Braley Dodson | Daily Herald
The $1 displayed on the cutout of the spaceship wasn’t impressing the students of Central Elementary School in Pleasant Grove. Neither was the $10 revealed when another cover was pulled to show the next number in the donation. And then the next zero was uncovered, and the next, and the next, until the spaceship revealed the final $1 million and students launched into eruptive yelling in celebration.
The $1 million commitment from the Edward St. John Foundation toward the rebuild of the Christa McAuliffe Space Center at Central Elementary School is the first major gift and boost toward the $4 million the Alpine School District hopes to raise for the project.
The $1 million commitment is part of a four-year pledge from the foundation to match dollar-for-dollar funds raised by the Alpine School District.
The hope is for the seven-digit commitment to help spur others toward donating to the project.
“It helps people know this is something they can contribute to and it’s happening,” said James Porter, the director of the space center.
The elementary school and the space center will be rebuilt starting next year. Construction is expected to be complete in 2020. Funding for the elementary school’s rebuild is being funded through the district’s 2016 bond.

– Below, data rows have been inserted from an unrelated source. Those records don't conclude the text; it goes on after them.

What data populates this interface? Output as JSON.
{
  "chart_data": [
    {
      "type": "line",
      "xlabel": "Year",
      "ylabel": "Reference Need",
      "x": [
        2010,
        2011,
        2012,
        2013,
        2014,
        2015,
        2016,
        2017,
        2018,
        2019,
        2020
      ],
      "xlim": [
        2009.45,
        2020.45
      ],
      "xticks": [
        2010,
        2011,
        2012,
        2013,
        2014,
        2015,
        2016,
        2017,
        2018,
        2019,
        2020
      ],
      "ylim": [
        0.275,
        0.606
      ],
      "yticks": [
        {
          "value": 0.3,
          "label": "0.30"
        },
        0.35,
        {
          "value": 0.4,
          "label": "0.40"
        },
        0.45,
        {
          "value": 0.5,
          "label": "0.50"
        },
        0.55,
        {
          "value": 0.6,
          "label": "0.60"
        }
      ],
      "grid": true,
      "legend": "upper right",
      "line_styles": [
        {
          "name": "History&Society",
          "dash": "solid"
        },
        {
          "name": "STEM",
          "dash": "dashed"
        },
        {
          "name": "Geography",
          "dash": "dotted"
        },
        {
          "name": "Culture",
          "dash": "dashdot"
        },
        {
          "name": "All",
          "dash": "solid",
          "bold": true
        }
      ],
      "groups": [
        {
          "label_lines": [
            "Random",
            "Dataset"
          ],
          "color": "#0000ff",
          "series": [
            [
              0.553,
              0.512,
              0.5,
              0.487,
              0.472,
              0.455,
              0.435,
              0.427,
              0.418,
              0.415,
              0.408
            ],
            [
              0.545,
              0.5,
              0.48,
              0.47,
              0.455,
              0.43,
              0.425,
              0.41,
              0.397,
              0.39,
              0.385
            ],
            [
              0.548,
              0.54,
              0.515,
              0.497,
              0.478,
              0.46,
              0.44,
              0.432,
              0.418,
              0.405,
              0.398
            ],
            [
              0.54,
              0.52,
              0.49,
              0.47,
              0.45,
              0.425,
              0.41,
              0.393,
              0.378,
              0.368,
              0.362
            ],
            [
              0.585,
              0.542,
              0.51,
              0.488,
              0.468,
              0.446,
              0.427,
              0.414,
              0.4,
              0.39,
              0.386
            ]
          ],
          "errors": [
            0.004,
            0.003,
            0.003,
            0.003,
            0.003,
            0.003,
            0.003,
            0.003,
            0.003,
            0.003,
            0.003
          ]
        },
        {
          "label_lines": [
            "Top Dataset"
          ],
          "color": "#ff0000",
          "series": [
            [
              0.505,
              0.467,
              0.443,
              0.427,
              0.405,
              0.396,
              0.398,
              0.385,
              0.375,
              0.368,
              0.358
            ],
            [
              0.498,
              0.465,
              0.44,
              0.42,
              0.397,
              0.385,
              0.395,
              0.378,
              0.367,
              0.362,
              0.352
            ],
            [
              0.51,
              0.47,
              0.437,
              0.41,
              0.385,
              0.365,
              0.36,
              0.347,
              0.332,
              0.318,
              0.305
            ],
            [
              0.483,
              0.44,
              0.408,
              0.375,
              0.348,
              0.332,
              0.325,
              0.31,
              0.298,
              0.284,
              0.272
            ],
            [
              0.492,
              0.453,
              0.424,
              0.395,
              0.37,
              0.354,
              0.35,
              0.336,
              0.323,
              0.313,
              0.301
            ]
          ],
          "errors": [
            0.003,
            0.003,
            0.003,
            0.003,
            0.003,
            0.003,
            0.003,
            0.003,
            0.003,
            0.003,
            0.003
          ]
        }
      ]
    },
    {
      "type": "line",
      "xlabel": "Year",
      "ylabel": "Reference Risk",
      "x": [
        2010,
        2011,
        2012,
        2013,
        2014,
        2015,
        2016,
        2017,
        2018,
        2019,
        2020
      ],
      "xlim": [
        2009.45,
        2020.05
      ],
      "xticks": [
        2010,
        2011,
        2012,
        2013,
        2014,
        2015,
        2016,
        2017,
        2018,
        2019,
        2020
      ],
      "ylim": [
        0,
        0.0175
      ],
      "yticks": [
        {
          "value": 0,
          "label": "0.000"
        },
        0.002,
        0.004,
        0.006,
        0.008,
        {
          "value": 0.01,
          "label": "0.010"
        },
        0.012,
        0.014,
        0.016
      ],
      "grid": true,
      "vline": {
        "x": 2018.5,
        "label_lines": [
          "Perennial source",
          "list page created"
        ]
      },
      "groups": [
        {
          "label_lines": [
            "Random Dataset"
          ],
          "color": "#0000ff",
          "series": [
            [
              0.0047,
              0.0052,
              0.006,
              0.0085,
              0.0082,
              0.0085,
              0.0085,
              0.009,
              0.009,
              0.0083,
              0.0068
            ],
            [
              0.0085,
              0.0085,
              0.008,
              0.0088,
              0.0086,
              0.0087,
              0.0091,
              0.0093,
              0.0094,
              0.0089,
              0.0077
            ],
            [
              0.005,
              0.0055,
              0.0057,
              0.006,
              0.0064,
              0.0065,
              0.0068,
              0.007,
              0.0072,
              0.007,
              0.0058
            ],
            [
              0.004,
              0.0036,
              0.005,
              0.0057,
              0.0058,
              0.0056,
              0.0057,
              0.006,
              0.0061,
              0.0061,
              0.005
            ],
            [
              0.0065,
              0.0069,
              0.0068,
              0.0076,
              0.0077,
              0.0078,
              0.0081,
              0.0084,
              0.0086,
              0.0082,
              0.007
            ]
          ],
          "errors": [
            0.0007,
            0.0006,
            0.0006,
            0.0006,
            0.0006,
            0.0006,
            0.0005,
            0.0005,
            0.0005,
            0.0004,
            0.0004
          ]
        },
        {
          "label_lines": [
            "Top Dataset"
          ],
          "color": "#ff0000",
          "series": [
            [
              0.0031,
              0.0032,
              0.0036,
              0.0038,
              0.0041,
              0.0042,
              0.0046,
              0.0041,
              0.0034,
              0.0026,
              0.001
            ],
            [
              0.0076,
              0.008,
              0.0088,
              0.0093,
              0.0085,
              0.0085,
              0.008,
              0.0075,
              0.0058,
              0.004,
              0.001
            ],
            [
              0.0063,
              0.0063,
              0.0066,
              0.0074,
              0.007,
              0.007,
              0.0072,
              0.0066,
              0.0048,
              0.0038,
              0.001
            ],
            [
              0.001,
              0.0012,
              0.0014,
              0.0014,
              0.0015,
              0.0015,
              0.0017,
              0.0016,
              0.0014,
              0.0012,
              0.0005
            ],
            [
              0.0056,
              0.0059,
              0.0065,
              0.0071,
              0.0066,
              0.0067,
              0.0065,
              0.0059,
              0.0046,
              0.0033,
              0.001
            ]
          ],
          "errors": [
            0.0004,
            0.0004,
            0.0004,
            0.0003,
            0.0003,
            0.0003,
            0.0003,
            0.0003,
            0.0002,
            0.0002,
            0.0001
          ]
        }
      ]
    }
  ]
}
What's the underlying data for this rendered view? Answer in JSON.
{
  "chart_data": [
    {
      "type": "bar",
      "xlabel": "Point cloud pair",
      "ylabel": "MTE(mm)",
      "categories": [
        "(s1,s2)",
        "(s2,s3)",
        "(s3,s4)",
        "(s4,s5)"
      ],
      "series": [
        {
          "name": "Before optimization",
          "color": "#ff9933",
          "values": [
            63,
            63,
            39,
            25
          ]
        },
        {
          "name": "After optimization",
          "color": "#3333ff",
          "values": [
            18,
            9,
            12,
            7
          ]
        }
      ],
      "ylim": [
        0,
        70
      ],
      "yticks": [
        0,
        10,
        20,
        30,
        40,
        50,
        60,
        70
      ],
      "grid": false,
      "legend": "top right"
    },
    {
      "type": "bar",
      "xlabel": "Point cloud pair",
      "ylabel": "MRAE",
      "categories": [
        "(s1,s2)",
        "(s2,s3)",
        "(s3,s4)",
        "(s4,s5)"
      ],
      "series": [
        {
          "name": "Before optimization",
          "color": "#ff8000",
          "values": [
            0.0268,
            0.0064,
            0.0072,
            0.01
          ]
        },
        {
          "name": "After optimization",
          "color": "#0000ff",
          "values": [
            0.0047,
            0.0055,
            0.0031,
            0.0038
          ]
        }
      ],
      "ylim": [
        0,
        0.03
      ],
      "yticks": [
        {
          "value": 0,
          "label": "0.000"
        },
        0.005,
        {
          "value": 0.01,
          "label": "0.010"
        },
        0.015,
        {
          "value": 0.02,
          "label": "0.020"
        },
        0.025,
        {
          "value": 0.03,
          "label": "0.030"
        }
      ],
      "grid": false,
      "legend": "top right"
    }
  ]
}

The donation was revealed during an assembly at the school Monday afternoon that featured a man in a space suit, renderings of the new facility and U.S. Rep. John Curtis, R-Provo, sharing the importance of science and his memory of being a 9-year-old watching Neil Armstrong walk on the moon from his grandfather’s television.
The Edward St. John Foundation, located out of Baltimore, got connected with the Alpine School District because its parent company, St. John Properties, owns property in Utah County.
Daniel Thomas, the regional partner for St. John Properties representing the Edward St. John Foundation, said 7.5 percent of the company’s net revenue goes to the Edward St. John Foundation, which funds educational causes.
He said the foundation is supportive of the space center’s mission and model.
“You walk into the room and you say this is the classroom you dreamed of as an elementary kid,” Thomas said.
The foundation had previously given a $5,000 donation to Pleasant Grove High School athletics.
Hundreds of thousands of people have gone through the school’s space center, which simulates space missions to test various skills. A rebuilt center will include a planetarium dome and will increase both the center’s capacity.
It will also expand its material to appeal to more age groups.
“This lets us inspire kids at a younger age,” Porter said.
The center has increased its fundraising goal from $800,000 to $4 million. Porter said the increase will add both capacity and quality to the center and will allow the most current information to be available to patrons.
Finding out about the donation, Porter said, was seeing a dream fulfilled.
Any funds raised over the $4 million mark will go into an endowment for the space center, according to Tim Eisenhart, the executive director of the Alpine School District Foundation.
Eisenhart made a call for action for others to donate and said that the center’s patrons come from across Utah.
“It impacts the state,” Eisenhart said.